Pour conclure sa saison, Laurent Leo se rendait à Turckheim, épreuve qu’il avait déjà eu l’occasion d’aborder par le passé : « Mais cette année le revêtement n’était pas au top, très glissant, et j’ai compris qu’il me serait difficile d’améliorer mes précédents chronos. Et puis Yann (Machka) m’a dit qu’en rentrant dans les points, je terminais deuxième du Challenge Open, j’ai donc roulé plus pour me classer que pour faire une performance. »
Objectifs atteints
Laurent Leo accroche donc cette deuxième place du Challenge Open, à l’issue d’une saison qui lui laissera d’excellents souvenirs : « Je n’ai pas pu être au départ de toutes les épreuves inscrites à mon calendrier initial, mais le bilan est malgré tout très positif. Il est certain que l’on peut faire mieux, mais je considère que j’ai atteint mes objectif. Et puis l’ambiance sur le Championnat est toujours aussi sympathique, c’est génial, et j’adore ça. »
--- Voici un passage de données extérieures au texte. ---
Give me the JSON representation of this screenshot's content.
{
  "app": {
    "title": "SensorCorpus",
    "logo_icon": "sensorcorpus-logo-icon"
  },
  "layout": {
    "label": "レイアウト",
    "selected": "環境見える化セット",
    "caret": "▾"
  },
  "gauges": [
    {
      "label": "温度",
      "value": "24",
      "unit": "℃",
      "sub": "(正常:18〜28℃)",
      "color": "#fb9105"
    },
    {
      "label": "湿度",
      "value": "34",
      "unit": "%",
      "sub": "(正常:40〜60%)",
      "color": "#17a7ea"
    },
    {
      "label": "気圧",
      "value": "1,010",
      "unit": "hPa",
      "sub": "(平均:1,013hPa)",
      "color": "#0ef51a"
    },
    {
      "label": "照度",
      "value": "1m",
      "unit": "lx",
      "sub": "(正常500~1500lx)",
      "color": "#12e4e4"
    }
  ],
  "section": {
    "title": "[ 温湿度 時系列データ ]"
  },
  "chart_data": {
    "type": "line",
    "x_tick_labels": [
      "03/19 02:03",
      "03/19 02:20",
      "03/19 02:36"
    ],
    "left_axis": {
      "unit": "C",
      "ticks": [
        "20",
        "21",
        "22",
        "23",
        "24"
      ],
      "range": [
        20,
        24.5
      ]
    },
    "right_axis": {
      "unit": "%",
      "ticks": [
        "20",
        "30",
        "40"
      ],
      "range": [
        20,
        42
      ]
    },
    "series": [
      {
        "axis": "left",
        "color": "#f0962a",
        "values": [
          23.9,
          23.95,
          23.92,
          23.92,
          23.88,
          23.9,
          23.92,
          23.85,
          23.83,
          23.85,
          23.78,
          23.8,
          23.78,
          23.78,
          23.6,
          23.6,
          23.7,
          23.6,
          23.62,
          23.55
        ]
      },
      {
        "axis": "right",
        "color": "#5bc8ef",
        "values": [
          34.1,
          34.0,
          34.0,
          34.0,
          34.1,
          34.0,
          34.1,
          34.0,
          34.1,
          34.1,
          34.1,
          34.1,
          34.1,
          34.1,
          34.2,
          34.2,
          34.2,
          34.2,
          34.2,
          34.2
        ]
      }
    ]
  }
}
De belles prouesses en course et des moments intenses partagés avec ceux qui ont été à ses côtés, voilà ce que retiendra Laurent Leo de sa saison 2018 : « Je profite de l’occasion pour remercier tous ceux qui m’ont apporté leurs soutiens, en premier lieu Alain, mon beau-père sans qui je n’aurais jamais couru. Un grand merci à Sandra, mon épouse, qui n’a pas eu d’autre choix que de me suivre », confie Laurent dans un éclat de rire. « Merci à tous les pilotes qui m’ont accueilli durant toutes ces années, et qui m’ont considéré comme l’un des leurs en faisant abstraction de mon handicap. Nous avons la même passion, ils m’ont permis de la vivre de la même manière. »
Laurent Leo ne sera pas au départ de la saison 2019. Sa Seat Ibiza Trophy est vendue, et le pilote Isérois mettra la compétition entre parenthèses : « J’ai quelques soucis de santé à régler, ce qui reste bien évidemment une priorité. Je verrai dans le futur si je reviens ou pas sur le championnat », conclut Laurent.